The choir quickly gained a national reputation for the very high quality of its work. It is the only choir in the North that regularly performs newly edited and rediscovered masterpieces of earlier centuries, and its contribution to the musical life of York has been widely recognised and praised by both critics and a loyal and appreciative audience from Yorkshire, and throughout the UK and overseas. The choir performs both unaccompanied and regularly with leading players of period instruments who form the Yorkshire Baroque Soloists. The choir also works with internationally renowned singers, many of whom appear regularly in its York concert seasons.

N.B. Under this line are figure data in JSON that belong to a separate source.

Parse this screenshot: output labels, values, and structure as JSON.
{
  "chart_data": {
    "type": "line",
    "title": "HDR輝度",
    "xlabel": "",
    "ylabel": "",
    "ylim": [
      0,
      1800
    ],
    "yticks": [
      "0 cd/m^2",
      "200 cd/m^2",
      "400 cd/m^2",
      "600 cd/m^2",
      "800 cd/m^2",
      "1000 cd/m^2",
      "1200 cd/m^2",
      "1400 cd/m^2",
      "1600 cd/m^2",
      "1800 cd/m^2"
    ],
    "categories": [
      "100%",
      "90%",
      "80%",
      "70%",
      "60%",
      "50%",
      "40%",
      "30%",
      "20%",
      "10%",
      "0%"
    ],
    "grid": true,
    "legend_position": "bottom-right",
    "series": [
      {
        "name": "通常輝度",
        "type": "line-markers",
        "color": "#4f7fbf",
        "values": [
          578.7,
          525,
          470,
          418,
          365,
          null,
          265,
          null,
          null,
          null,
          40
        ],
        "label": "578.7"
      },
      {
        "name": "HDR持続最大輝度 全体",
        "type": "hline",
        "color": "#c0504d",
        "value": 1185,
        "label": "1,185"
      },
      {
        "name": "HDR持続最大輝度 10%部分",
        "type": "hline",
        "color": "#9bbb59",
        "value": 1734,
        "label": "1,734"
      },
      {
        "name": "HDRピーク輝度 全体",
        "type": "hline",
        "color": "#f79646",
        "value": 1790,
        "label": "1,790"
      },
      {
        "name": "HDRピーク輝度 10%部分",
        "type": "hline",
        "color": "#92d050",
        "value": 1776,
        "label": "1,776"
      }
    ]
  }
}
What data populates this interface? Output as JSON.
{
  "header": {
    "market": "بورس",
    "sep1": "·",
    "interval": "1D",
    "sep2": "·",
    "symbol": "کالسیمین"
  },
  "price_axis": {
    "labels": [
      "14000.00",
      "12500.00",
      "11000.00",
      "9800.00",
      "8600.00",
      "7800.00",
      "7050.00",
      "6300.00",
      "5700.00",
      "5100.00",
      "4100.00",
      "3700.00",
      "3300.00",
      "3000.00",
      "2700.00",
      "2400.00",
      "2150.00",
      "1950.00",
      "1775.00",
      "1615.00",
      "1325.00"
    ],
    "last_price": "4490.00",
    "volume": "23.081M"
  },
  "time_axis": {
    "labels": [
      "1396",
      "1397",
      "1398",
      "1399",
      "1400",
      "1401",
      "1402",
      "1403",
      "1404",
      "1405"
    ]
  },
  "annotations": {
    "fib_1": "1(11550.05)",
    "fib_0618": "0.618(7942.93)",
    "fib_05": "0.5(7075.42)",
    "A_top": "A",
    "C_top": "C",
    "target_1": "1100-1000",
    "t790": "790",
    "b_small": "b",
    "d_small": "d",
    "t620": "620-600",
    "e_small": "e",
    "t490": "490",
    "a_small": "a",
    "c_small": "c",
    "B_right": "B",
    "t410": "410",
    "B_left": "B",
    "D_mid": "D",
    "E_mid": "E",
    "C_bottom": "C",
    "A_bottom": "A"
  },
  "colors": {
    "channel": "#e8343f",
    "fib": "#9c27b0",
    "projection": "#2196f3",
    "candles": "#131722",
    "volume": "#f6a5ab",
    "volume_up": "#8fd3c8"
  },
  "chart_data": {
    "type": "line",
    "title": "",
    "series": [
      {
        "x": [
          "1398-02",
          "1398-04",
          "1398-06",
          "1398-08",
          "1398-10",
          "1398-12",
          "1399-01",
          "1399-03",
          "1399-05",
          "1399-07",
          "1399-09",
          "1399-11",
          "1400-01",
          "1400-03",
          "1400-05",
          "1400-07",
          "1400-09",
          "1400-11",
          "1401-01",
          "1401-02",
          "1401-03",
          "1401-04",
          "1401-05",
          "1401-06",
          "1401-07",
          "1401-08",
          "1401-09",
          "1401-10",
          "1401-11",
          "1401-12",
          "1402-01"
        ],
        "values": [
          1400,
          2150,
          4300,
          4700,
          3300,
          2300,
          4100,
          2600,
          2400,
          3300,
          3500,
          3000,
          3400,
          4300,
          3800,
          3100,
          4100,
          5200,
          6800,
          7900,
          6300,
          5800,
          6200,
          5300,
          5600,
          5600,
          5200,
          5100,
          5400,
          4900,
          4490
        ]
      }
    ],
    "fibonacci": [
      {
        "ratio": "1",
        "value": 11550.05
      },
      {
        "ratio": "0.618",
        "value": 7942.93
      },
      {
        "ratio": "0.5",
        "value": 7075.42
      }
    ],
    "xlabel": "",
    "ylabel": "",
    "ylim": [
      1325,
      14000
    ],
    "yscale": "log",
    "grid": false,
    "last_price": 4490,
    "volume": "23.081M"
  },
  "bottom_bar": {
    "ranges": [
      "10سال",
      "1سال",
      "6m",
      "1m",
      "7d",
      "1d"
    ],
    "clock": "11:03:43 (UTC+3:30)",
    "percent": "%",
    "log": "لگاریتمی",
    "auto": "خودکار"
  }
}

Although much of Yorkshire Bach Choir’s work focuses on music of the 17th and 18th centuries, its repertoire extends backwards to 16th century polyphony and forwards to newly commissioned works such as those by Christopher Fox and John Paynter. Much of the repertoire is specially edited for the choir, and it has given the first modern performances of many valuable early choral works.
Yorkshire Bach Choir is committed to developing a performing style that seeks to recreate that in use at the time of composition but which is relevant to and appropriate for a modern audience. This includes experiments in authentic pronunciation, including church music sung in Latin with the pronunciation appropriate to the place where it was written. Recent concerts have seen the choir use, for example, Spanish, Mexican, German and Tudor English pronunciation of the Latin text. Among the music that has been specially edited for Yorkshire Bach Choir is Duncan Druce’s completion of Mozart’s Requiem, which was commissioned by the choir for performance at the 1984 York Festival and was subsequently recorded by the choir for WDR and released on commercial CD.